The stigma associated with HIV also remains an ongoing challenge. Whether it is getting tested, keeping up with care and treatment, or having the support of loved ones, stigma can present as one of the most significant barriers to ending HIV.
2) How does Greater Than AIDS reach communities where resources may be more limited, such as the rural areas being targeted in the federal plan?
Hoff: Through digital media we reach people no matter where they are with vital health information, as well as provide a sense of community. As one of the largest social media groups focused on the domestic HIV epidemic, Greater Than AIDS is a go-to for those looking to find and offer advice and support.
Video content is increasingly the preferred format, especially for younger generations, and it has the advantage of working across education and reading levels. The hundreds of stories of real people sharing openly and honestly about their experiences through Greater Than AIDS help others living with HIV feel less alone. One young man, after seeing our campaign, for example, said it helped him open up a dialogue with his family about his HIV status. The videos also offer tools and knowledge to stay healthy regardless of status.
3) What is the experience of Greater Than AIDS in addressing HIV in areas with higher prevalence?
Hoff: A focus for our work is in the South, which accounts for a disproportionate share of the U.S. epidemic and where health outcomes of HIV are often worse. We partner with state and local health departments and other community allies to develop and place targeted, cross-media public information campaigns in parts of the country most affected by HIV.
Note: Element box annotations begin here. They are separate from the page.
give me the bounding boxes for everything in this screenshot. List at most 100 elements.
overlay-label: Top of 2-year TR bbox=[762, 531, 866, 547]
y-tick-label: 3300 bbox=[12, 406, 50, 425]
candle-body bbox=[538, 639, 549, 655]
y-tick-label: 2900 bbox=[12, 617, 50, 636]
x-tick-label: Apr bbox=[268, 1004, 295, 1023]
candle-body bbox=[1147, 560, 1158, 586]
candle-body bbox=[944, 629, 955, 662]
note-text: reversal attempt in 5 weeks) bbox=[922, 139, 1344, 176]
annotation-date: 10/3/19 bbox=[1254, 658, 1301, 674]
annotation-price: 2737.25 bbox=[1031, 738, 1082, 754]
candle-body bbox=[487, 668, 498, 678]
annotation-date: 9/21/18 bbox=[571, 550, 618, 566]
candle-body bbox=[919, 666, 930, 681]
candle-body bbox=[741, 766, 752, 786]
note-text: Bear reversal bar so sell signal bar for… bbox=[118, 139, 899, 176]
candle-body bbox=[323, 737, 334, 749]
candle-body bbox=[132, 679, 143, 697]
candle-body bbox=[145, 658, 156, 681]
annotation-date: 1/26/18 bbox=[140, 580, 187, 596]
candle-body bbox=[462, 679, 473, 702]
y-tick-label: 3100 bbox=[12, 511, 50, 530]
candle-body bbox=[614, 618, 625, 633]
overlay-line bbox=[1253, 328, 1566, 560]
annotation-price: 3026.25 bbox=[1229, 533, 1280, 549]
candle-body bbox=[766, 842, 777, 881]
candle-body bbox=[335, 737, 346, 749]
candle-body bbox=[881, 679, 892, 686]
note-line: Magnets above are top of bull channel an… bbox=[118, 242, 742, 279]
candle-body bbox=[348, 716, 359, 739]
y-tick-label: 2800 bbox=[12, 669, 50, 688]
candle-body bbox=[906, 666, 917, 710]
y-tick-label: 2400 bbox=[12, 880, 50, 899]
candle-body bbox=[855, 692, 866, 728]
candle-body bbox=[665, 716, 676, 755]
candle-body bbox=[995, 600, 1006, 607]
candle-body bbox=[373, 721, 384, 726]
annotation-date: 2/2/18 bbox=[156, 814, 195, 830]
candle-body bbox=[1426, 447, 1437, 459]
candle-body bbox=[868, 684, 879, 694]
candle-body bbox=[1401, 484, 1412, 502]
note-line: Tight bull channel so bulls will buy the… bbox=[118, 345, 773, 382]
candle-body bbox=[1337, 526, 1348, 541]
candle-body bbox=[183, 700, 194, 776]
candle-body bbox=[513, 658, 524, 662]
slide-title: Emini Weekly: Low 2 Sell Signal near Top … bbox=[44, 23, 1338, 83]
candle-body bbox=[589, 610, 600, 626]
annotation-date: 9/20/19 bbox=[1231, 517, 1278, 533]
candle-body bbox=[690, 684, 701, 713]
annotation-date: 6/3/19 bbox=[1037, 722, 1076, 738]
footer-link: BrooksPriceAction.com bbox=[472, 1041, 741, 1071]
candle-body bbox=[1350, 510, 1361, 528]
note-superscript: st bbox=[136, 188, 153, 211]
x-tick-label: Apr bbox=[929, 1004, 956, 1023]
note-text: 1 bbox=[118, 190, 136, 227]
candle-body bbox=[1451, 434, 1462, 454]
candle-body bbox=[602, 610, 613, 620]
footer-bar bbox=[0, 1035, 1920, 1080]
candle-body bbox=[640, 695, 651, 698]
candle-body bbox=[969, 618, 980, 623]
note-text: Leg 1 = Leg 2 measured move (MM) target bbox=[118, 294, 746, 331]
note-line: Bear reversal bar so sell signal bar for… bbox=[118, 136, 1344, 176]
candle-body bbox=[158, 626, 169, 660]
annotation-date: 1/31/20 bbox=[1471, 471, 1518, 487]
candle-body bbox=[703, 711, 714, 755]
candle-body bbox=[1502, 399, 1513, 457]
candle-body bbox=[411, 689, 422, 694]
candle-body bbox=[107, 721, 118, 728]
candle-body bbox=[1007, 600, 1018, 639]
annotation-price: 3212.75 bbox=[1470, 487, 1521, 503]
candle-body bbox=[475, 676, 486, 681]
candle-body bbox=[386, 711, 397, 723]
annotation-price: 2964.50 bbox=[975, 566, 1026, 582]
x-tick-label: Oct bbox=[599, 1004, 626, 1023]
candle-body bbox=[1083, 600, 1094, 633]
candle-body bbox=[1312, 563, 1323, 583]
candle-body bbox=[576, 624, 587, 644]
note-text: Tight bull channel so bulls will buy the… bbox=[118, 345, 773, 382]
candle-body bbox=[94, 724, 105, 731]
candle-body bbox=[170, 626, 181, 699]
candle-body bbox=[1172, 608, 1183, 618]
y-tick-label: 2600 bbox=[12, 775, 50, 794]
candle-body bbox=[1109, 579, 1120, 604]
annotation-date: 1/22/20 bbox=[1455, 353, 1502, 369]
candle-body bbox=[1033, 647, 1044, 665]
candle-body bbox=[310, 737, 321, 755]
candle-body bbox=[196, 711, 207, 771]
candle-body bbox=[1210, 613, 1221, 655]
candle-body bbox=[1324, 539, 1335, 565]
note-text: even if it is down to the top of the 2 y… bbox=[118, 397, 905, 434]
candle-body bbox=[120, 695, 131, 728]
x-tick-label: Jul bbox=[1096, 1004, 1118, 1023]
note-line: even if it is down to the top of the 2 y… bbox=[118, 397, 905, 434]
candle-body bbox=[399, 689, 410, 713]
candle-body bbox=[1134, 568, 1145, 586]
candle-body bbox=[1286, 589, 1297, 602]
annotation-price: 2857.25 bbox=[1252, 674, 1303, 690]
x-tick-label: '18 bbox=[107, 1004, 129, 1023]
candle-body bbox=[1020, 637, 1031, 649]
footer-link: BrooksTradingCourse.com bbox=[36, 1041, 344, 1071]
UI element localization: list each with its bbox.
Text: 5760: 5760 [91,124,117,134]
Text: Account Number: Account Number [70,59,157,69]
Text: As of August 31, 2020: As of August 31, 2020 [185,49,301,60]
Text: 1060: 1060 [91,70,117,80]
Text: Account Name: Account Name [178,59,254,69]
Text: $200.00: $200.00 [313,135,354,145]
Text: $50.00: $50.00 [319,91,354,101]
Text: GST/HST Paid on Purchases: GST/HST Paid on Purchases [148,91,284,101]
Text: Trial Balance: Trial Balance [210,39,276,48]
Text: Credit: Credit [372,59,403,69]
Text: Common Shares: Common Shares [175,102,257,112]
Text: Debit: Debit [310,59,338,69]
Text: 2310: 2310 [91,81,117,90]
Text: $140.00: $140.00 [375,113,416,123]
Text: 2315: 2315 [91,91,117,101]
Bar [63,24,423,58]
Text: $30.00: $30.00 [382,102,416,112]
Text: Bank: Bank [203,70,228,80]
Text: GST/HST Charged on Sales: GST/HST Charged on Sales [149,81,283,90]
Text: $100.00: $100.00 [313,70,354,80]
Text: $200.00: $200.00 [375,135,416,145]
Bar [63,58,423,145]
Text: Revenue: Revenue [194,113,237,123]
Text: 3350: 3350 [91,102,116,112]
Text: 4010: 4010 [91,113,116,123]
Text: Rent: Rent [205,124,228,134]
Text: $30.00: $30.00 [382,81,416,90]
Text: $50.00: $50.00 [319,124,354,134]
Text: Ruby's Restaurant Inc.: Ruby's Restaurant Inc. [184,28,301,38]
Through localized responses, i.e. GEORGIA>AIDS and HOUSTON>AIDS, we provide media messages and informational materials that can be tailored to the needs of specific communities and executed quickly. By working across regions, we facilitate sharing of strategies and best practices among health departments.
Our partnership with Walgreens also works with health departments and local AIDS service organizations to bring free HIV testing and information to more than 300 stores across the nation around National HIV Testing Day in June.